If your computer is infected with the WannaCry ransomware that wreaked havoc around the world last Friday, you may be lucky enough to get your locked files back without paying the $ 300 ransom to cybercriminals.
Adrien Guinet, a French security researcher from Quarkslab, discovered a way to recover the secret encryption keys used by ransomware for free, which works in operating systems Windows XP, Windows 7, Windows Vista, Windows Server 2003 and 2008.
WannaCry Ransomware decryption keys
Το πρόγραμμα κρυπτογράφησης του WannaCry λειτουργεί δημιουργώντας ένα ζευγάρι κλειδιών στον υπολογιστή του θύματος που βασίζονται σε πρωτεύοντες αριθμούς, ένα δημόσιο κλειδί και ένα «ιδιωτικό» κλειδί για την κρυπτογράφηση και την αποκρυπτογράφηση των αρχείων του συστήματος αντίστοιχα.
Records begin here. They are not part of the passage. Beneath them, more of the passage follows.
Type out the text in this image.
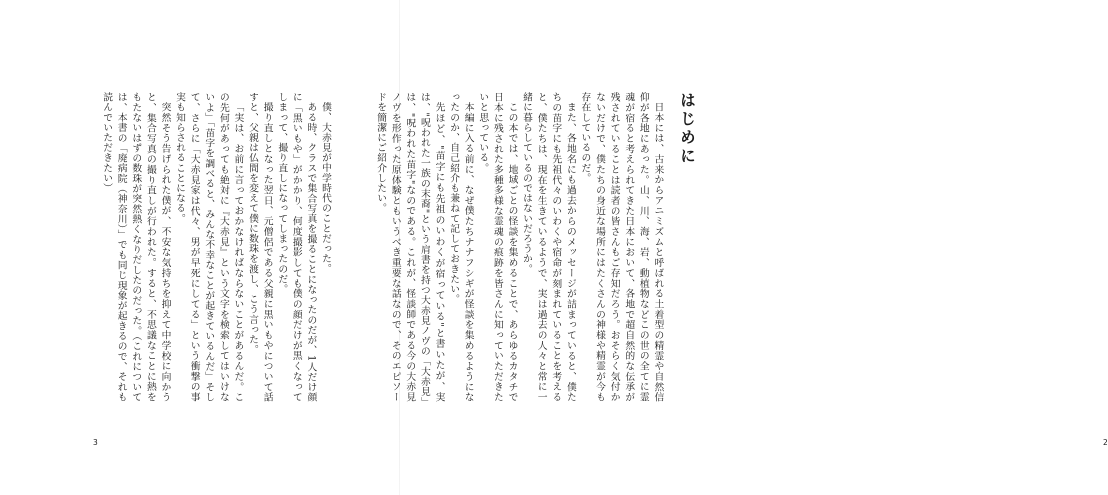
僕、大赤見が中学時代のことだった。
ある時、クラスで集合写真を撮ることになったのだが、1人だけ顔に「黒いもや」がかかり、何度撮影しても僕の顔だけが黒くなってしまって、撮り直しになってしまったのだ。
撮り直しとなった翌日、元僧侶である父親に黒いもやについて話すと、父親は仏間を変えて僕に数珠を渡し、こう言った。
「実は、お前に言っておかなければならないことがあるんだ。この先何があっても絶対に『大赤見』という文字を検索してはいけないよ」「苗字を調べると、みんな不幸なことが起きているんだ」そして、さらに「大赤見家は代々、男が早死にしてる」という衝撃の事実も知らされることになる。
突然そう告げられた僕が、不安な気持ちを抑えて中学校に向かうと、集合写真の撮り直しが行われた。すると、不思議なことに熱をもたないはずの数珠が突然熱くなりだしたのだった。（これについては、本書の「廃病院（神奈川）」でも同じ現象が起きるので、それも読んでいただきたい）
3
はじめに
日本には、古来からアニミズムと呼ばれる土着型の精霊や自然信仰が各地にあった。山、川、海、岩、動植物などこの世の全てに霊魂が宿ると考えられてきた日本において、各地で超自然的な伝承が残されていることは読者の皆さんもご存知だろう。おそらく気付かないだけで、僕たちの身近な場所にはたくさんの神様や精霊が今も存在しているのだ。
また、各地名にも過去からのメッセージが詰まっていると、僕たちの苗字にも先祖代々のいわくや宿命が刻まれていることを考えると、僕たちは、現在を生きているようで、実は過去の人々と常に一緒に暮らしているのではないだろうか。
この本では、地域ごとの怪談を集めることで、あらゆるカタチで日本に残された多種多様な霊魂の痕跡を皆さんに知っていただきたいと思っている。
本編に入る前に、なぜ僕たちナナフシギが怪談を集めるようになったのか、自己紹介も兼ねて記しておきたい。
先ほど、"苗字にも先祖のいわくが宿っている"と書いたが、実は、"呪われた一族の末裔"という肩書を持つ大赤見ノヴの「大赤見」は、"呪われた苗字"なのである。これが、怪談師である今の大赤見ノヴを形作った原体験ともいうべき重要な話なので、そのエピソードを簡潔にご紹介したい。
2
To prevent the victim from accessing the private key and decrypting locked files himself, WannaCry deletes the key from the system, leaving no option for victims to retrieve the decryption key, other than paying ransom to the attacker.
But here's the kicker: WannaCry "Does not erase the first numbers from the memory before releasing the relevant memory", says Guinet.
Based on this finding, Guinet released a decryption tool, which is called WannaKey , which essentially tries to recover the first two numbers used in the formula to create encryption keys from the memory.
However, this method comes with some limitations and will work only if:
- The infected computer has not been restarted after the infection.
- The associated memory has not been allocated and deleted by some other process.
"In order to be able to work, your computer must not have restarted after the infection. Also note that you need a little luck to work (see below) and so it may not work in any case! ”Says Guinet.
Although it WannaKey only pulls the primary numbers from the memory of the affected computer, the tool can only be used by those who can use these primary numbers to manually create the decryption key to decrypt files infected by the malicious software.